Negara dapat dikatakan memiliki keunggulan absolut apabila negara tersebut melakukan spesialisasi dalam memproduksi komoditi tertentu dibandingkan dengan negara lain. Terdapat beberapa asumsi teori keunggulan absolut atau yang biasa disebut juga sebagai teori keunggulan mutlak ini, yakni:

Faktor produksi yang digunakan hanya tenaga kerja

Kualitas barang yang diproduksi kedua negara sama

Pertukaran dilakukan secara barter tanpa menggunakan uang

Biaya transportasi ditiadakan

Perlu dipahami bahwa dalam teori keunggulan absolut, besaran/variabel yang diutamakan adalah variabel riil dan bukannya moneter. Ini membuat teori ini juga dikenal dengan sebutan teori murni (pure theory) perdagangan internasional.

2. Teori Keunggulan Komparatif

Teori keunggulan komparatif dicetuskan oleh David Ricardo dengan asumsi utama bahwa perdagangan internasional dapat terjadi walaupun suatu negara tidak memiliki keunggulan absolut. Dalam teori ini, dijelaskan bahwa perdagangan internasional dapat saling menguntungkan ketika salah satu negara tidak memiliki keunggulan absolut, dengan jalan hanya memiliki keunggulan komparatif saja pada harga untuk komoditi yang relatif berbeda.

Keunggulan komparatif yang dikemukakan oleh David Ricardo dalam bukunya Principles of Political Economy and Taxation (1817). Pemikiran Ricardo berangkat dari analisanya terhadap kelemahan teori keunggulan absolut yang menjelaskan bahwa perdagangan internasional akan terjadi dan menguntungkan ketika setiap negara yang terlibat dalam perdagangan internasional mempunyai keunggulan absolut yang berbeda-beda.
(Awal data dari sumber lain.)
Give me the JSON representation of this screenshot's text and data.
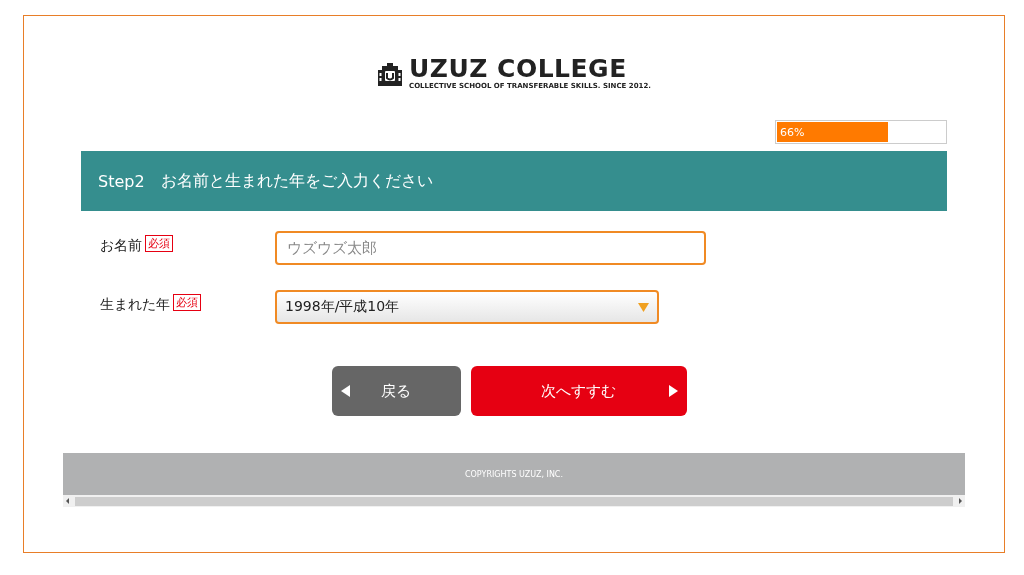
{
  "logo": {
    "title": "UZUZ COLLEGE",
    "tagline": "COLLECTIVE SCHOOL OF TRANSFERABLE SKILLS. SINCE 2012."
  },
  "progress": {
    "level": 0.66,
    "label": "66%"
  },
  "step": {
    "number": "Step2",
    "title": "お名前と生まれた年をご入力ください"
  },
  "fields": [
    {
      "kind": "text",
      "label": "お名前",
      "badge": "必須",
      "placeholder": "ウズウズ太郎"
    },
    {
      "kind": "select",
      "label": "生まれた年",
      "badge": "必須",
      "value": "1998年/平成10年"
    }
  ],
  "buttons": [
    {
      "kind": "back",
      "label": "戻る"
    },
    {
      "kind": "next",
      "label": "次へすすむ"
    }
  ],
  "footer": {
    "copyright": "COPYRIGHTS UZUZ, INC."
  }
}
Menurut Ricardo, kelemahan pola pikir keunggulan absolut karena ketika hanya satu negara yang memiliki keunggulan absolut untuk barang tertentu yang dihasilkan, maka tidak akan terjadi perdagangan internasional yang menguntungkan. Karenanya, kelemahan ini lalu disempurnakan oleh David Ricardo lewat teori keunggulan komparatif.

Dalam teori keunggulan komparatif atau comparative advantage David Ricardo, negara yang mempunyai keunggulan mutlak dalam memproduksi semua barang itu harus mengekspor barang yang mempunyai keunggulan komparatif tinggi dan mengimpor barang yang mempunyai keunggulan komparatif rendah.
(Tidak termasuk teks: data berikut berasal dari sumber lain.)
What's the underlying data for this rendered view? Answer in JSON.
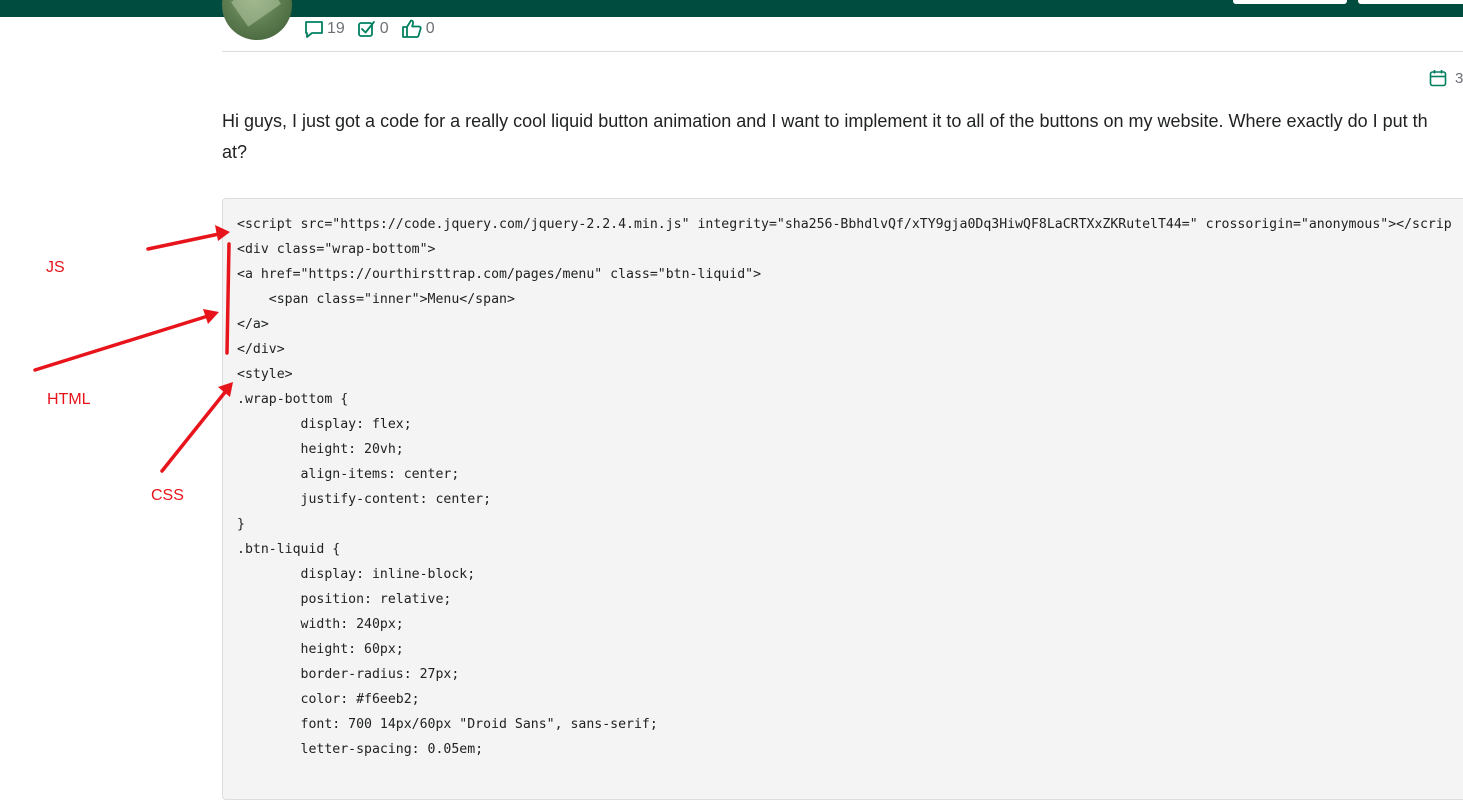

3. Teori Heckscher-Ohlin (H-O)

Teori Heckscher-Ohlin atau yang biasa disebut sebagai Teori H-O dicetuskan oleh Eli Heckscher dan muridnya Bertil Olin. Dalam teori ini, dijelaskan bahwa pola perdagangan negara-negara cenderung mengekspor barang-barang dengan faktor produksi yang relatif melimpah secara intensif.

Hal ini disebabkan oleh adanya perbedaan produktivitas yang terjadi akibat perbedaan proporsi faktor tenaga kerja, modal, dan tanah yang dimiliki oleh suatu negara. Karenanya, teori ini juga disebut sebagai “The Proportional Factor Theory”.

Teori ini berasumsi bahwa negara dengan faktor produksi yang relatif tinggi dan murah dalam biaya produksi akan melakukan spesialisasi produksi untuk target ekspor. Sebaliknya, bagi negara dengan faktor produksi yang relatif langka dan mahal dalam biaya produksi, ia akan melakukan impor.

Dari sinilah, maka dapat dijelaskan bagaimana pola perdagangan internasional berlangsung, yakni negara-negara yang cenderung mengekspor barang-barang dengan menggunakan faktor produksi relatif melimpah secara intensif.